The IEEE Daniel E. Noble Award was established by the IEEE Board of Directors in 2000. In 2012, the award was renamed the IEEE Daniel E. Noble Award for Emerging Technologies.
The award is named in honor of Dr. Daniel E. Noble, Executive Vice Chairman of the Board emeritus of Motorola. Dr. Noble is significantly known for the design and installation of the nation's first statewide two-way radio communications system. The system was the first in the world to use FM technology.
Dr. Noble was an IEEE Life Fellow. He was awarded the IEEE Edison Medal in 1978 "for leadership and innovation in meeting important public needs, especially in developing mobile communications and solid-state electronics."
The IEEE Daniel E. Noble Award for Emerging Technologies was previously named the Morris N. Liebmann Award, which was originally established by the Institute of Radio Engineers in 1919 and then assumed by IEEE in 1963 when the two organizations merged.
Recipient selection is administered by the Technical Field Awards Council of the IEEE Awards Board.

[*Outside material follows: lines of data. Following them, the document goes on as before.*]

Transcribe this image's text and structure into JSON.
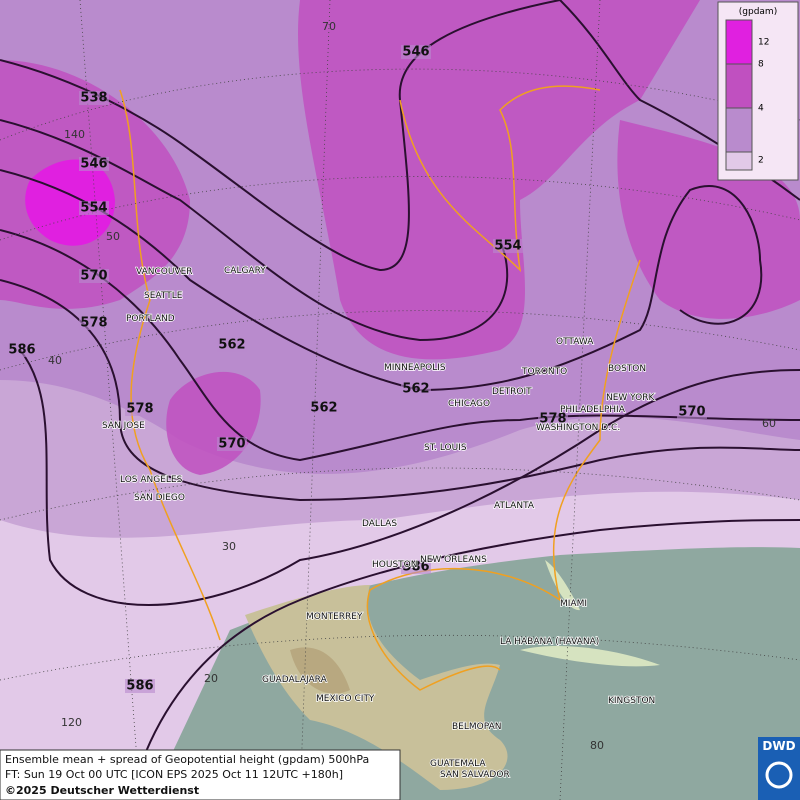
{
  "map": {
    "legend": {
      "unit": "(gpdam)",
      "levels": [
        {
          "value": 12,
          "color": "#e020e0"
        },
        {
          "value": 8,
          "color": "#c050c0"
        },
        {
          "value": 4,
          "color": "#b98bcd"
        },
        {
          "value": 2,
          "color": "#e2c9e8"
        }
      ]
    },
    "contour_labels": [
      538,
      546,
      554,
      570,
      578,
      586,
      546,
      554,
      562,
      562,
      562,
      578,
      570,
      578,
      570,
      586,
      586
    ],
    "graticule_labels": [
      70,
      140,
      50,
      40,
      30,
      20,
      120,
      80,
      60
    ],
    "cities": [
      "VANCOUVER",
      "CALGARY",
      "SEATTLE",
      "PORTLAND",
      "MINNEAPOLIS",
      "OTTAWA",
      "TORONTO",
      "BOSTON",
      "DETROIT",
      "CHICAGO",
      "NEW YORK",
      "PHILADELPHIA",
      "WASHINGTON D.C.",
      "ST. LOUIS",
      "SAN JOSE",
      "LOS ANGELES",
      "SAN DIEGO",
      "DALLAS",
      "ATLANTA",
      "HOUSTON",
      "NEW ORLEANS",
      "MIAMI",
      "MONTERREY",
      "LA HABANA (HAVANA)",
      "GUADALAJARA",
      "MEXICO CITY",
      "KINGSTON",
      "BELMOPAN",
      "GUATEMALA",
      "SAN SALVADOR"
    ],
    "footer": {
      "line1": "Ensemble mean + spread of Geopotential height (gpdam) 500hPa",
      "line2": "FT: Sun 19 Oct 00 UTC [ICON EPS 2025 Oct 11 12UTC +180h]",
      "copyright": "©2025 Deutscher Wetterdienst"
    },
    "logo": "DWD"
  }
}
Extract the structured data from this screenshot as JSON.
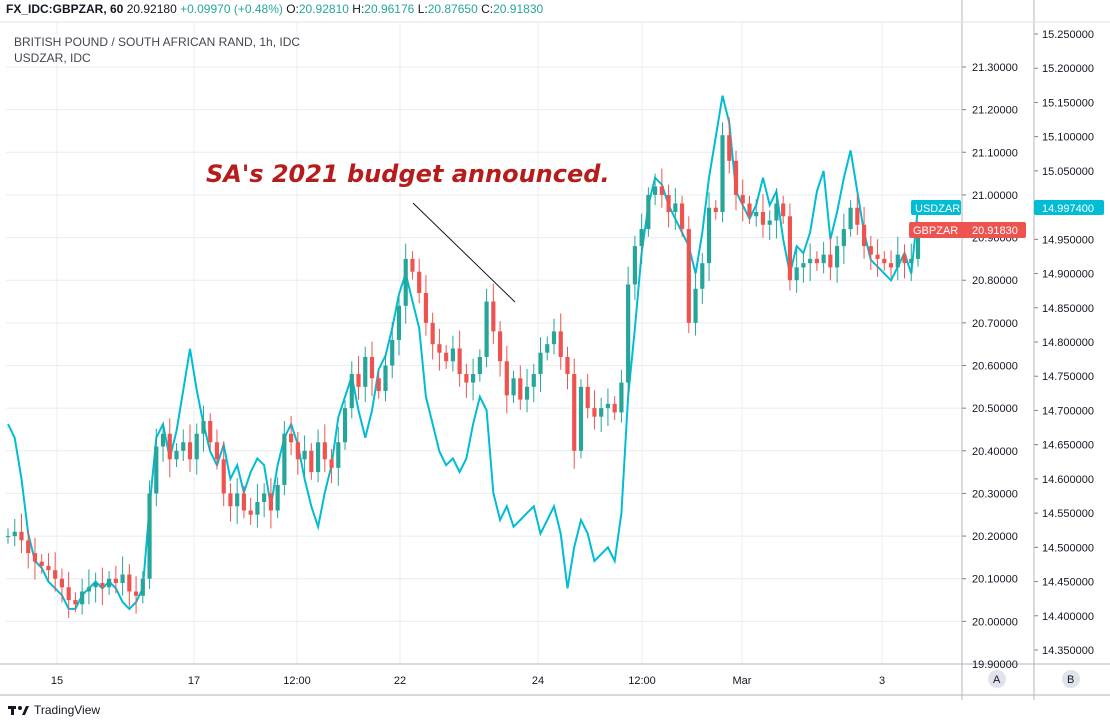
{
  "header": {
    "symbol": "FX_IDC:GBPZAR, 60",
    "last": "20.92180",
    "change": "+0.09970 (+0.48%)",
    "open_label": "O:",
    "open": "20.92810",
    "high_label": "H:",
    "high": "20.96176",
    "low_label": "L:",
    "low": "20.87650",
    "close_label": "C:",
    "close": "20.91830"
  },
  "legend": {
    "main": "BRITISH POUND / SOUTH AFRICAN RAND, 1h, IDC",
    "compare": "USDZAR, IDC"
  },
  "annotation": "SA's 2021 budget announced.",
  "tags": {
    "usdzar_label": "USDZAR",
    "usdzar_value": "14.997400",
    "gbpzar_label": "GBPZAR",
    "gbpzar_value": "20.91830"
  },
  "scale_buttons": {
    "a": "A",
    "b": "B"
  },
  "brand": "TradingView",
  "colors": {
    "up": "#26a69a",
    "down": "#ef5350",
    "usdzar": "#00bcd4",
    "annotation": "#b71c1c",
    "grid": "#e9ecf1"
  },
  "chart_data": {
    "type": "line",
    "title": "BRITISH POUND / SOUTH AFRICAN RAND, 1h, IDC",
    "x_ticks": [
      "15",
      "17",
      "12:00",
      "22",
      "24",
      "12:00",
      "Mar",
      "3"
    ],
    "left_axis_ticks": [
      "21.30000",
      "21.20000",
      "21.10000",
      "21.00000",
      "20.90000",
      "20.80000",
      "20.70000",
      "20.60000",
      "20.50000",
      "20.40000",
      "20.30000",
      "20.20000",
      "20.10000",
      "20.00000",
      "19.90000"
    ],
    "right_axis_ticks": [
      "15.250000",
      "15.200000",
      "15.150000",
      "15.100000",
      "15.050000",
      "15.000000",
      "14.950000",
      "14.900000",
      "14.850000",
      "14.800000",
      "14.750000",
      "14.700000",
      "14.650000",
      "14.600000",
      "14.550000",
      "14.500000",
      "14.450000",
      "14.400000",
      "14.350000"
    ],
    "gbpzar_ylim": [
      19.9,
      21.35
    ],
    "usdzar_ylim": [
      14.33,
      15.255
    ],
    "series": [
      {
        "name": "GBPZAR",
        "style": "candlestick",
        "values": [
          20.2,
          20.21,
          20.19,
          20.16,
          20.14,
          20.13,
          20.12,
          20.1,
          20.08,
          20.05,
          20.04,
          20.07,
          20.08,
          20.09,
          20.08,
          20.1,
          20.09,
          20.11,
          20.07,
          20.06,
          20.1,
          20.3,
          20.41,
          20.44,
          20.38,
          20.4,
          20.42,
          20.38,
          20.44,
          20.47,
          20.42,
          20.38,
          20.3,
          20.27,
          20.3,
          20.26,
          20.25,
          20.28,
          20.3,
          20.26,
          20.32,
          20.44,
          20.42,
          20.38,
          20.4,
          20.35,
          20.42,
          20.38,
          20.36,
          20.42,
          20.5,
          20.58,
          20.55,
          20.62,
          20.57,
          20.54,
          20.6,
          20.66,
          20.74,
          20.85,
          20.82,
          20.77,
          20.7,
          20.65,
          20.63,
          20.61,
          20.64,
          20.58,
          20.56,
          20.58,
          20.62,
          20.75,
          20.68,
          20.61,
          20.53,
          20.57,
          20.52,
          20.55,
          20.58,
          20.63,
          20.65,
          20.68,
          20.62,
          20.58,
          20.4,
          20.55,
          20.5,
          20.48,
          20.5,
          20.51,
          20.49,
          20.56,
          20.79,
          20.88,
          20.92,
          21.0,
          21.02,
          21.0,
          20.96,
          20.98,
          20.92,
          20.7,
          20.78,
          20.84,
          20.97,
          20.96,
          21.14,
          21.08,
          21.0,
          20.98,
          20.95,
          20.96,
          20.93,
          20.94,
          20.98,
          20.95,
          20.8,
          20.83,
          20.84,
          20.85,
          20.84,
          20.86,
          20.83,
          20.88,
          20.92,
          20.97,
          20.93,
          20.88,
          20.86,
          20.85,
          20.84,
          20.83,
          20.86,
          20.84,
          20.85,
          20.92
        ]
      },
      {
        "name": "USDZAR",
        "style": "line",
        "values": [
          14.68,
          14.66,
          14.6,
          14.52,
          14.48,
          14.47,
          14.45,
          14.44,
          14.43,
          14.41,
          14.41,
          14.43,
          14.44,
          14.45,
          14.44,
          14.45,
          14.44,
          14.42,
          14.41,
          14.42,
          14.44,
          14.56,
          14.66,
          14.68,
          14.63,
          14.67,
          14.73,
          14.79,
          14.73,
          14.68,
          14.64,
          14.62,
          14.65,
          14.6,
          14.62,
          14.58,
          14.61,
          14.63,
          14.62,
          14.56,
          14.62,
          14.66,
          14.68,
          14.65,
          14.6,
          14.56,
          14.53,
          14.58,
          14.62,
          14.69,
          14.72,
          14.75,
          14.7,
          14.66,
          14.7,
          14.76,
          14.78,
          14.82,
          14.87,
          14.9,
          14.86,
          14.82,
          14.72,
          14.68,
          14.64,
          14.62,
          14.63,
          14.61,
          14.63,
          14.68,
          14.72,
          14.7,
          14.58,
          14.54,
          14.56,
          14.53,
          14.54,
          14.55,
          14.56,
          14.52,
          14.54,
          14.56,
          14.52,
          14.44,
          14.5,
          14.54,
          14.52,
          14.48,
          14.49,
          14.5,
          14.48,
          14.55,
          14.72,
          14.82,
          14.93,
          15.0,
          15.04,
          15.03,
          15.0,
          14.98,
          14.96,
          14.94,
          14.9,
          14.96,
          15.04,
          15.1,
          15.16,
          15.12,
          15.02,
          15.0,
          14.98,
          15.0,
          15.04,
          15.0,
          15.02,
          14.95,
          14.9,
          14.94,
          14.93,
          14.96,
          15.02,
          15.05,
          14.95,
          14.99,
          15.04,
          15.08,
          15.02,
          14.96,
          14.92,
          14.91,
          14.9,
          14.89,
          14.91,
          14.93,
          14.9,
          14.997
        ]
      }
    ],
    "grid": true,
    "legend_placement": "top-left"
  }
}
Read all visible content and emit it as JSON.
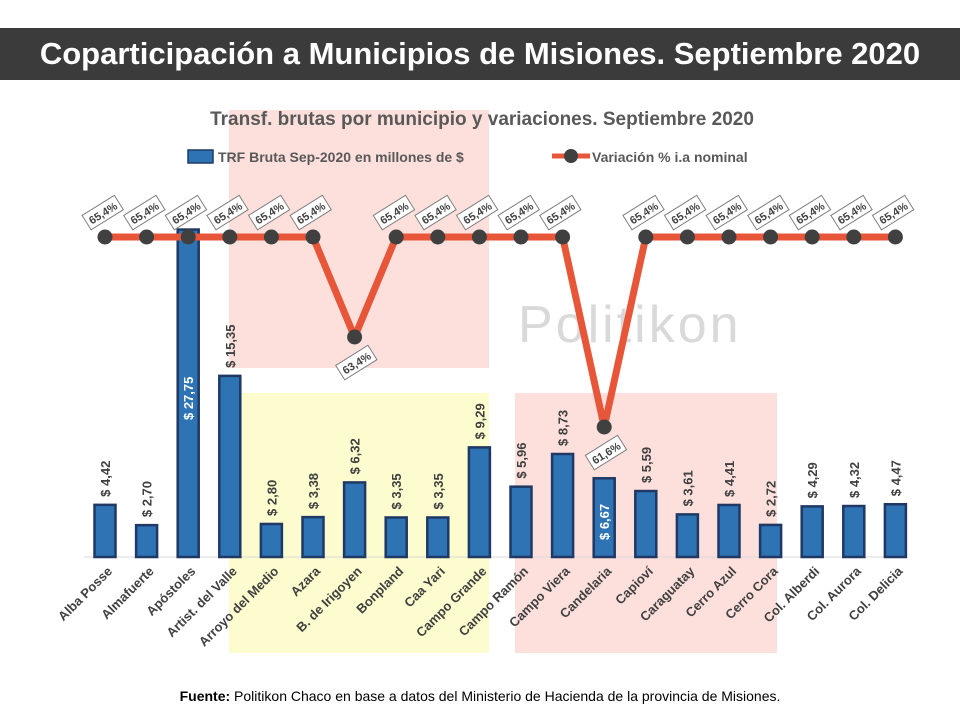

Note: This Technical Field Award is not to be confused with the Daniel E. Noble Fellowship, which is jointly sponsored by the IEEE Vehicular Technology Society and Motorola, Inc.
Sponsor: Motorola Solutions Foundation
Presented to: An individual or team of up to three
Scope: For outstanding contributions to emerging technologies recognized within recent years
Prize: The award consists of bronze medal, certificate, and honorarium.
Basis for judging: In the evaluation process, the following criteria are considered: emerging technologies recently discovered; invented or recognized technology importance; impact; originality; breadth; significance; quality of the nomination.
Nomination deadline: 31 January
Notification: Recipients are typically approved during the June IEEE Board of Directors meeting, usually held towards the end of the month. Recipients and their nominators will be notified following the meeting. Subsequently, the nominators of unsuccessful candidates will be notified of the status of their nomination.
Presentation: IEEE policy requires that its awards be presented at major IEEE events that are in keeping with the nature of the award and the cited achievement.